2.2 Naar de toestand per 1 januari 1993 heeft belanghebbende onder toepassing van artikel 18 van de wet (derhalve zonder het in aanmerking nemen van stakingswinst) zijn onderneming geruisloos ingebracht in de besloten vennootschap B B.V..
2.3 Tot medio de jaren 80 was belanghebbende lid van de Onderlinge Pharmaceutische Groothandel (: OPG), een door apothekers in 1899 opgerichte coöperatieve vereniging die aan haar leden farmaceutische produkten levert. Krachtens artikel 11 van de statuten van OPG zijn de leden verplicht met een of meer aandelen deel te nemen in het aandelenkapitaal van de vereniging. Die aandelen worden gevormd getuige het eerste lid van artikel 32 van de statuten, door inleggelden van de leden.
2.4 De juridische structuur van die coöperatieve vereniging is in 1992 in die zin gewijzigd dat een beursnotering aan de Amsterdamse effectenbeurs kon worden gerealiseerd.
2.5 Medio 1996 kwam bij de inspecteur informatie binnen inhoudende dat belanghebbende in 1991 een pakket van 4409 inleggelden OPG had gekocht voor een aanschafprijs van
f 44.090,-. Deze inleggelden (door OPG reeds participaties genoemd) zijn verkregen als tegenprestatie voor het afstand doen van een toekomstige uitkering uit de Reserve Bijzondere Voorzieningen (:RBV; zie hierna).

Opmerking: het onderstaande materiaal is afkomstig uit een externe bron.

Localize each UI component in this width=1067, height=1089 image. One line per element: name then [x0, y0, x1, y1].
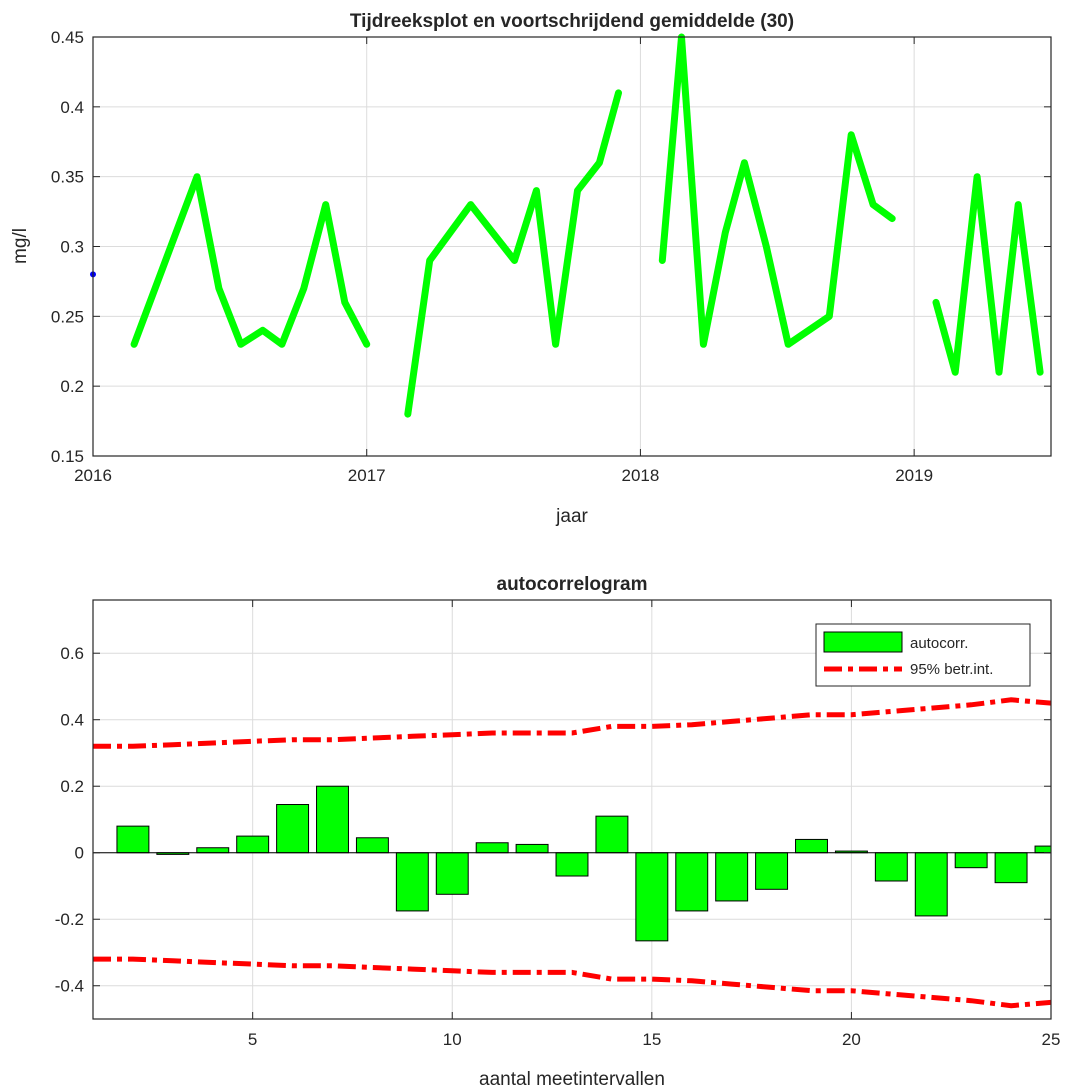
autocorr-bar [475, 842, 509, 854]
timeseries-xtick-label: 2018 [622, 466, 660, 485]
timeseries-ytick-label: 0.4 [60, 98, 84, 117]
autocorrelogram-bars [93, 697, 1051, 1009]
autocorrelogram-xtick-label: 10 [443, 1030, 462, 1049]
timeseries-ytick-label: 0.2 [60, 377, 84, 396]
autocorr-bar [675, 852, 709, 912]
legend: autocorr. 95% betr.int. [815, 623, 1031, 687]
timeseries-line-segment [932, 173, 1044, 376]
timeseries-xlabel: jaar [555, 506, 588, 527]
autocorrelogram-plot-frame [92, 599, 1052, 1020]
timeseries-ytick-label: 0.15 [51, 447, 84, 466]
timeseries-ytick-label: 0.45 [51, 28, 84, 47]
timeseries-xtick-label: 2017 [348, 466, 386, 485]
timeseries-ytick-label: 0.35 [51, 168, 84, 187]
timeseries-plot: 2016 2017 2018 2019 0.15 0.2 0.25 0.3 0.35 0.4 0.4… [10, 11, 1052, 527]
autocorr-bar [395, 852, 429, 912]
timeseries-line-segment [404, 89, 622, 418]
autocorr-bar [595, 815, 629, 854]
autocorrelogram-xtick-label: 5 [248, 1030, 257, 1049]
autocorr-bar [236, 835, 270, 854]
autocorrelogram-ytick-label: 0 [75, 844, 84, 863]
autocorrelogram-ytick-label: 0.4 [60, 711, 84, 730]
legend-swatch-autocorr [823, 631, 903, 653]
autocorr-bar [715, 852, 749, 902]
autocorrelogram-plot: 5 10 15 20 25 -0.4 -0.2 0 0.2 0.4 0.6 autocorrelog… [55, 574, 1061, 1089]
autocorr-bar [755, 852, 789, 890]
autocorrelogram-ticks: 5 10 15 20 25 -0.4 -0.2 0 0.2 0.4 0.6 [55, 600, 1061, 1049]
autocorr-bar [515, 843, 549, 854]
timeseries-title: Tijdreeksplot en voortschrijdend gemidde… [350, 11, 794, 32]
autocorrelogram-xlabel: aantal meetintervallen [479, 1069, 665, 1089]
timeseries-ylabel: mg/l [10, 228, 31, 264]
autocorrelogram-ytick-label: 0.6 [60, 644, 84, 663]
timeseries-line-segment [130, 173, 371, 348]
timeseries-ytick-label: 0.3 [60, 238, 84, 257]
autocorr-bar [874, 852, 908, 882]
autocorr-bar [116, 825, 150, 854]
confidence-interval-upper-line [93, 697, 1051, 749]
timeseries-xtick-label: 2019 [895, 466, 933, 485]
autocorrelogram-xtick-label: 25 [1042, 1030, 1061, 1049]
autocorr-bar [355, 837, 389, 854]
autocorrelogram-title: autocorrelogram [497, 574, 648, 595]
autocorr-bar [994, 852, 1028, 884]
autocorr-bar [914, 852, 948, 917]
autocorr-bar [316, 785, 349, 854]
timeseries-ticks: 2016 2017 2018 2019 0.15 0.2 0.25 0.3 0.35 0.4 0.4… [51, 28, 1051, 485]
autocorrelogram-xtick-label: 15 [642, 1030, 661, 1049]
autocorr-bar [276, 804, 310, 854]
autocorr-bar [435, 852, 469, 895]
autocorrelogram-ytick-label: -0.4 [55, 977, 84, 996]
autocorr-bar [795, 838, 828, 854]
legend-label-interval: 95% betr.int. [910, 661, 993, 678]
timeseries-xtick-label: 2016 [74, 466, 112, 485]
legend-label-autocorr: autocorr. [910, 635, 968, 652]
autocorrelogram-data [93, 697, 1051, 1009]
autocorrelogram-ytick-label: -0.2 [55, 910, 84, 929]
confidence-interval-lower-line [93, 956, 1051, 1009]
autocorrelogram-ytick-label: 0.2 [60, 777, 84, 796]
autocorr-bar [196, 847, 230, 854]
timeseries-data [90, 33, 1044, 418]
autocorrelogram-xtick-label: 20 [842, 1030, 861, 1049]
autocorr-bar [555, 852, 589, 877]
timeseries-line-segment [658, 33, 896, 348]
autocorr-bar [954, 852, 988, 869]
timeseries-ytick-label: 0.25 [51, 307, 84, 326]
autocorr-bar [635, 852, 669, 942]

In de jaarstukken zijn deze inleggelden niet opgenomen geweest. Bij de beursgang van OPG in oktober 1992 heeft belanghebbende deze inleggelden (na conversie in participaties) verkocht voor een bedrag van
f 132.270,-. De daarmee behaalde verkoopwinst ad f 88.180,- heeft hij niet als winst uit onderneming verantwoord. De in 1992 ontvangen opbrengst op de onder 2.5 hiervoor bedoelde inleggelden werd als dividend in de aangifte inkomstenbelasting verantwoord en niet als winst uit onderneming.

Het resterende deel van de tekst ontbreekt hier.